On the other hand, when taken as a whole, I think you're right that this finale is light-years ahead of either Last of the Time Lords or Journey's End (each of which get no higher than a rating of 1 from me). But I'd probably give The Pandorica Opens/The Big Bang a 3. I'm way in the minority I realize, since fans and critics seem to think it's the best story of the season.

6/30/2010  
Blogger Loren Rosson III said...

I wasn't wild about the Doctor being resurrected via Amy's memory, but it's not nearly as bad as what happens in Last of the Time Lords, at least for two reasons. First, the idea of memory power has been carefully plotted and developed throughout the story and indeed the entire season – as far back as Flesh and Stone, in that scene which many were assuming was a continuity error. Then the Doctor deliberately plants a memory in the seven-year old Amelia's head for this purpose, and he had also told Rory (who was reconstituted on the basis of consciousness and memories) that "if something is remembered, it can come back". Because of all the care that went in to developing the theme, it doesn't end up feeling half as cheap as the resurrection-via-prayer in the season three finale.

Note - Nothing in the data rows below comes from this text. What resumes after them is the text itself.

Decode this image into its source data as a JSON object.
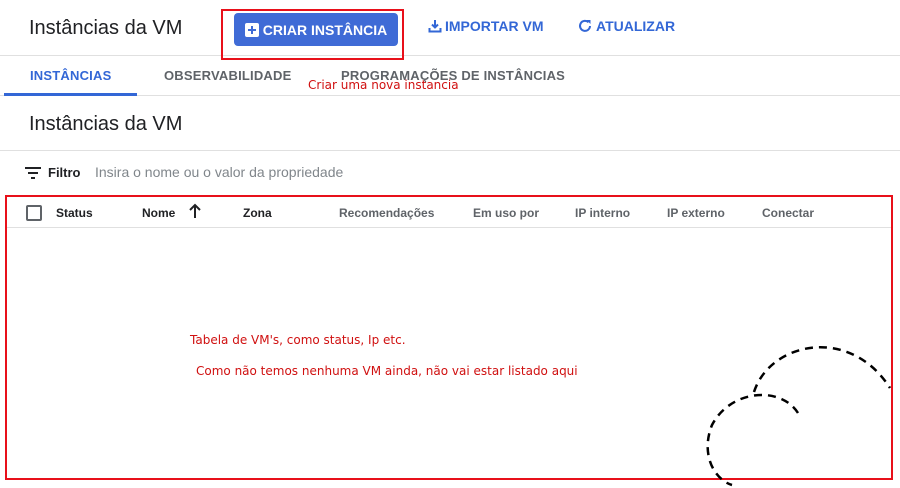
{
  "header": {
    "title": "Instâncias da VM",
    "create_button": "CRIAR INSTÂNCIA",
    "import_button": "IMPORTAR VM",
    "refresh_button": "ATUALIZAR"
  },
  "tabs": [
    {
      "label": "INSTÂNCIAS",
      "active": true
    },
    {
      "label": "OBSERVABILIDADE",
      "active": false
    },
    {
      "label": "PROGRAMAÇÕES DE INSTÂNCIAS",
      "active": false
    }
  ],
  "section": {
    "title": "Instâncias da VM"
  },
  "filter": {
    "label": "Filtro",
    "placeholder": "Insira o nome ou o valor da propriedade"
  },
  "table": {
    "columns": [
      "Status",
      "Nome",
      "Zona",
      "Recomendações",
      "Em uso por",
      "IP interno",
      "IP externo",
      "Conectar"
    ],
    "sorted_column": "Nome",
    "rows": []
  },
  "annotations": {
    "create_note": "Criar uma nova instancia",
    "table_note_1": "Tabela de VM's, como status, Ip etc.",
    "table_note_2": "Como não temos nenhuma VM ainda, não vai estar listado aqui"
  },
  "colors": {
    "accent": "#3367d6",
    "primary_button": "#3f6bd6",
    "annotation_red": "#e8101a"
  },
  "icons": {
    "create": "add-box-icon",
    "import": "download-icon",
    "refresh": "refresh-icon",
    "filter": "filter-list-icon",
    "sort": "arrow-upward-icon"
  }
}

Second, and more generally, the memory solution fits nicely with the fairy-tale theme of season five. It's all about the power of imagination, dreams, and memory, and I think it works rather well. As I said in the review, I would have preferred a less than happy ending more in sync with Pan's Labyrinth or Girl in the Fireplace, but I really didn't feel cheated by any of this. Steven Moffat is just too good a storyteller; Russell Davies left a lot to be desired as a story teller.